Ben Jervey writes in Good Magazine (motto: “For people who give a damn”) about his Amtrak trip across the nation. I enjoy taking Amtrak, but only because flying is so bad. Jervey’s experiences are about the same: the train is chronically late, the food is terrible, and the services are sparse. I’ve been thinking about this article for a few days, and it really bums me out. The United States used to have the world’s greatest passenger rail system. Now we have a slow, inefficient system, neglected and ineffective, when the nation would benefit so much from having something on par with the European rail network.
What happened? About the same thing that’s happening to the airlines now. Consolidations and bankruptcies of the private carriers, though combined with the rise of the automobile and the passenger plane, plus unions unwilling to modify their rules to match the changing face of railroading. Pullman collapsed in 1969, Penn Central the next year. In 1970, under pressure from consumers, Congress created the National Railroad Passenger Corporation (dba Amtrak), a private corporation, but wholly owned by the federal government. It was federally subsidized, like airlines and automobiles. Nixon signed the bill into law, but figured it’d just be the dying gasp of passenger rail. Half of all routes were immediately eliminated. Many were converted to freight routes, with no passenger trains permitted.
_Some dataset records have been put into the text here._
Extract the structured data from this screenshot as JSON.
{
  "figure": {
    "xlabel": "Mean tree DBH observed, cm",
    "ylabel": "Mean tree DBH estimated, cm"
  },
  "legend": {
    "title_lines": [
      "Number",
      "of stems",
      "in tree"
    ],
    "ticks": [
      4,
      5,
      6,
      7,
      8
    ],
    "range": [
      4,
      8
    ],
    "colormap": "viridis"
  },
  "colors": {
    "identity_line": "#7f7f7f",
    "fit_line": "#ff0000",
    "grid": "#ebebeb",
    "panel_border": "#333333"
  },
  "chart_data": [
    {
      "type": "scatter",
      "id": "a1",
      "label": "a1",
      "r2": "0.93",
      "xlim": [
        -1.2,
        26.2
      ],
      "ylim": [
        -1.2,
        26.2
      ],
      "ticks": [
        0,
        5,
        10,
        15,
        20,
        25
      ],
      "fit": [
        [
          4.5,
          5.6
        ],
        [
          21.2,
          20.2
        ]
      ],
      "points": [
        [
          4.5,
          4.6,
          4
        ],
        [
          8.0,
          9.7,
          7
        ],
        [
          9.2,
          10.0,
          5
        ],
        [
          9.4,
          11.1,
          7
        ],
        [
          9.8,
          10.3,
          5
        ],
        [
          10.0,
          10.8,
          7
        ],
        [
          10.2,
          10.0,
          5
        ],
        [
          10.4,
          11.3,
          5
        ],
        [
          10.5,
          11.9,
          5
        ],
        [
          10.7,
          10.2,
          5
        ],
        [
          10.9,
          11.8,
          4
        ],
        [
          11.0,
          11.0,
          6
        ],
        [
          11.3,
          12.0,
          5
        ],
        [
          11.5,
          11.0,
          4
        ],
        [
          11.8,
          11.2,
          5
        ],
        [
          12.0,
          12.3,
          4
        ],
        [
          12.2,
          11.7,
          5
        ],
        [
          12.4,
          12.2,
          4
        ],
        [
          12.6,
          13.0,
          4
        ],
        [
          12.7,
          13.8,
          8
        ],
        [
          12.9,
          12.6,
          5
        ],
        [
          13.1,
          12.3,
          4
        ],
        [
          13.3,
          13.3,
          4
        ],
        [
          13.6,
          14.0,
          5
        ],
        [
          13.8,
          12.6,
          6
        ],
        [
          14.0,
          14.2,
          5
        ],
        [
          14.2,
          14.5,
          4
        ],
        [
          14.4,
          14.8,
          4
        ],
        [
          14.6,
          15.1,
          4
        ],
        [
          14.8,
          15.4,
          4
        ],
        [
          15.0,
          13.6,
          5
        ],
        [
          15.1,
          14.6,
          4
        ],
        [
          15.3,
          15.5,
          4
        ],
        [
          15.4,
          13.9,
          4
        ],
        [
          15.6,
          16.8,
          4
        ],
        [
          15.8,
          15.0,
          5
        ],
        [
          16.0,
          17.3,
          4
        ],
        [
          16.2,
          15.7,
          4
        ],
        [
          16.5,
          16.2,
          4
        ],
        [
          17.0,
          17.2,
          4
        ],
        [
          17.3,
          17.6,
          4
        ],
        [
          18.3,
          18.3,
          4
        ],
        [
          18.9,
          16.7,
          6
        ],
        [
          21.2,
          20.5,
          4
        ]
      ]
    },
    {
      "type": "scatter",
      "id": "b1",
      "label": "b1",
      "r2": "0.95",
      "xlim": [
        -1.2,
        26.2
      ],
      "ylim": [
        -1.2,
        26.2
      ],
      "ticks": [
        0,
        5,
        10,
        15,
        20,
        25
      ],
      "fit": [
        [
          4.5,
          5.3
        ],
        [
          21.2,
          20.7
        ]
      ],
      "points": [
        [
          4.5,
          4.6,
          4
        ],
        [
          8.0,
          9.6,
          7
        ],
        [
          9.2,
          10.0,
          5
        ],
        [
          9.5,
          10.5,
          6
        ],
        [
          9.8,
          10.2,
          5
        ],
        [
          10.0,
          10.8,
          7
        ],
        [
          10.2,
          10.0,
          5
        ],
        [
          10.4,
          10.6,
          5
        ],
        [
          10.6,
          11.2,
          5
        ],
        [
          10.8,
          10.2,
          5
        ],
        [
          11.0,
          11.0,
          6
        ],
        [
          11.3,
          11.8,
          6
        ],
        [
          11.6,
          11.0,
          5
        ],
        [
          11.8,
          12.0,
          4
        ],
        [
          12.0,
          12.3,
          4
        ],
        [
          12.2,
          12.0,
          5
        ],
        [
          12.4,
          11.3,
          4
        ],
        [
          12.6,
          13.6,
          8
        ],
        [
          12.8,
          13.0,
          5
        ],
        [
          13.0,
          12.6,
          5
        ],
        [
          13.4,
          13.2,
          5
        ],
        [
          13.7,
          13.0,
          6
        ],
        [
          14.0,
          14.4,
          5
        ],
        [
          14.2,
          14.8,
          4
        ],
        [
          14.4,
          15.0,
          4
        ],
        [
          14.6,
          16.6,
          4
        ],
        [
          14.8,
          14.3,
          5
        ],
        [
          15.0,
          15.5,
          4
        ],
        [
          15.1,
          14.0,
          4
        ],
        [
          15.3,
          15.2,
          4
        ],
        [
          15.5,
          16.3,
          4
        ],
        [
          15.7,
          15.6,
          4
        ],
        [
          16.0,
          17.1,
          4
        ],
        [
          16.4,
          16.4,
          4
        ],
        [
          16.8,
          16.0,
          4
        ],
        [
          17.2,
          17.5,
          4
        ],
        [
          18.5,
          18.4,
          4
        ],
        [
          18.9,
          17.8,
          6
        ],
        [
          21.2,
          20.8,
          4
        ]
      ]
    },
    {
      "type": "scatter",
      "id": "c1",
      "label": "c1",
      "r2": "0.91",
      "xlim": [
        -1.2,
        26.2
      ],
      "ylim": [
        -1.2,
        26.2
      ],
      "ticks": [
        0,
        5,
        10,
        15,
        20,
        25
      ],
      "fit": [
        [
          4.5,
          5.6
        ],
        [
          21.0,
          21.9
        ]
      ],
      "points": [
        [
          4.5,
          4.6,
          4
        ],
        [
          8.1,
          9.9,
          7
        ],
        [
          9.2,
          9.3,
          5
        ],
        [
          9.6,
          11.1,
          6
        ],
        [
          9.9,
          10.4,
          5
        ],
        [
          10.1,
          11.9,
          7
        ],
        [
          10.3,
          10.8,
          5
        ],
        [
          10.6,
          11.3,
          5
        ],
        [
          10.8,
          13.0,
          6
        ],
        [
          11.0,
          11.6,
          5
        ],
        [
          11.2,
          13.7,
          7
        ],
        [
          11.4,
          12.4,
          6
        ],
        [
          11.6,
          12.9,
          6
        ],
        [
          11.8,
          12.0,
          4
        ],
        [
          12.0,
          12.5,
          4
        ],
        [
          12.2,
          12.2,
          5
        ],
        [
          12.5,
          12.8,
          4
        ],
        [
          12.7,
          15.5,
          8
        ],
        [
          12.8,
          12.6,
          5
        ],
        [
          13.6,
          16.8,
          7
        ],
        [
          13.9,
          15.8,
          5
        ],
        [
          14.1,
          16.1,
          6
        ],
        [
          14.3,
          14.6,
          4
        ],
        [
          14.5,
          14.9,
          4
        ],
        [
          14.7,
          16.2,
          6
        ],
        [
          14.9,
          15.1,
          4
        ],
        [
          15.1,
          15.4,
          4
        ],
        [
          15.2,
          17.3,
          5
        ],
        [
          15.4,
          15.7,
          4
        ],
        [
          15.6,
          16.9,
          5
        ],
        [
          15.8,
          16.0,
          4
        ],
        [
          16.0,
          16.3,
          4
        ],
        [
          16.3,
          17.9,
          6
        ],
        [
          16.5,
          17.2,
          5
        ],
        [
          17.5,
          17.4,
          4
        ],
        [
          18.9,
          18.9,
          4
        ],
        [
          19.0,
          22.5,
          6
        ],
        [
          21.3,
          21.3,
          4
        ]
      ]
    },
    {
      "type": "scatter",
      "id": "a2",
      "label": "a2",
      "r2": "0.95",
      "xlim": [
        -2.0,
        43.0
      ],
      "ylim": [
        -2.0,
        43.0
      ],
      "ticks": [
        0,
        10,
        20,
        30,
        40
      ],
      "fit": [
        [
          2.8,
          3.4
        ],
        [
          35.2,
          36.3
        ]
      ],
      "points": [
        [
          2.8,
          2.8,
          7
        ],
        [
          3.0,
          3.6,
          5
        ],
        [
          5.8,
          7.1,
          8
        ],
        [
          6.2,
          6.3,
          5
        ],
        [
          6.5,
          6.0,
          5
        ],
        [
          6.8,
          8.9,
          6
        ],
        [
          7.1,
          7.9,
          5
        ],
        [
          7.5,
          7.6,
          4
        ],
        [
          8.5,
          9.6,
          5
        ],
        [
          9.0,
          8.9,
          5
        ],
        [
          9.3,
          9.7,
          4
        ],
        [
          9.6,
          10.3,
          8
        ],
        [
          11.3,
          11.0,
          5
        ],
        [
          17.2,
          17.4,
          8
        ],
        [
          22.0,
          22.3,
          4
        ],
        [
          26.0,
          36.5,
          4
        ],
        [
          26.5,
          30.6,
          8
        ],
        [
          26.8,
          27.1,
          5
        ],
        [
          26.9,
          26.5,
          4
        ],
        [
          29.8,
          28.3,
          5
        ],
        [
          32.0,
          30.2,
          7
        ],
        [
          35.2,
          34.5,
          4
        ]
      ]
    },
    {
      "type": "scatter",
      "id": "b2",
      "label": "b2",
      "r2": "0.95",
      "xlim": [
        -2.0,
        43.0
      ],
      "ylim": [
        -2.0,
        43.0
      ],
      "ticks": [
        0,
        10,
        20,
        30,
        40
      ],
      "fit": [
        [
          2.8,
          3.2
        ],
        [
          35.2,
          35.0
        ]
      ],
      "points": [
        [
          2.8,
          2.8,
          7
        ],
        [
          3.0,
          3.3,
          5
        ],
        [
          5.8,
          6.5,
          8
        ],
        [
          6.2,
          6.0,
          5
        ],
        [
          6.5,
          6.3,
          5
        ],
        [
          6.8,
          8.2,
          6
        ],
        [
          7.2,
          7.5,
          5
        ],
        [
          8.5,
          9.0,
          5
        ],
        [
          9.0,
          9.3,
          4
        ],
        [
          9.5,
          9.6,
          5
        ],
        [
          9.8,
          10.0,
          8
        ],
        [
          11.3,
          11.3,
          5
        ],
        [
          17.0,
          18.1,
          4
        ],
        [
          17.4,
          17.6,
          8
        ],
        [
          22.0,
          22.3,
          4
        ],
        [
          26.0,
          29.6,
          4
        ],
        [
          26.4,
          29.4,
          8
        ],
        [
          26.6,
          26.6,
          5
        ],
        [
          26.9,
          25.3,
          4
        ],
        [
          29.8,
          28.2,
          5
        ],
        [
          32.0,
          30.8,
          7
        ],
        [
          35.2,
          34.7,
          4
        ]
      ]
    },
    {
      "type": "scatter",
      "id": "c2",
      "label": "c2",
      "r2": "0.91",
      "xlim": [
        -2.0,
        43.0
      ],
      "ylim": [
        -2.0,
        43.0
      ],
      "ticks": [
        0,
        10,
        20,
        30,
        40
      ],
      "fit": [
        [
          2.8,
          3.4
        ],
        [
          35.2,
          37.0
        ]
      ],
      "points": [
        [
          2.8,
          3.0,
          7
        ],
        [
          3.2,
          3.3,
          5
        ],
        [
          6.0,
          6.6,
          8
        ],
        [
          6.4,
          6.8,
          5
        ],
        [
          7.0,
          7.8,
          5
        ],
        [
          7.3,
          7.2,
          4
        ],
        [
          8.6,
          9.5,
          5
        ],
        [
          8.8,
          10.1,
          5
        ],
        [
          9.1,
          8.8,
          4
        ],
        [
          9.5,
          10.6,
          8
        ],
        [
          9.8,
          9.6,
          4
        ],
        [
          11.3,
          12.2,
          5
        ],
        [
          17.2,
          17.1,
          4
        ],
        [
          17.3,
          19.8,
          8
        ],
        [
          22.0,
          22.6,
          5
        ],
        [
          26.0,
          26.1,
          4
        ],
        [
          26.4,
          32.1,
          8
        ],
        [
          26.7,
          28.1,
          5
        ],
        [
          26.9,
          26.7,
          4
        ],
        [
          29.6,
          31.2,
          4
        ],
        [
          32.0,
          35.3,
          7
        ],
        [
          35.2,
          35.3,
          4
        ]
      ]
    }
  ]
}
Major cities that once had a dozen train stations were reduced to just one, with the others abandoned or sold off to become shopping malls. (Fun fact: There are dozens of “Union Stations,” with the “union” bit meaning that they were jointly operated by multiple train lines.) And then came the long decline, the railroads sole investor—the U.S. government—unwilling to invest money into the upkeep for the infrastructure.
Ridership is up-up-up since 2001, for all of the obvious reasons, with each year since a record year. (Ridership in May was 12% higher than the prior May.) There are demands, especially from conservatives, that Amtrak be financially self-sufficient. Sen. John McCain has been a vocal critic of Amtrak, arguing that all subsidies for the company should be eliminated. That’s just goofy—no form of transportation is financially self-sufficient in the U.S. Passenger rail is 18% more efficient per passenger mile than cars or planes, and gets a good number of people off of our overcrowded roads.
The libertarian in me says Amtrak needs competition. The Democrat in me says we need to recognize that a vital passenger rail network is a national good, just like our interstate network, and we have to fund it under a socialist model. But the rail fan in me just wants to take a train ride across the country that isn’t unpleasant. I hope that happens soon.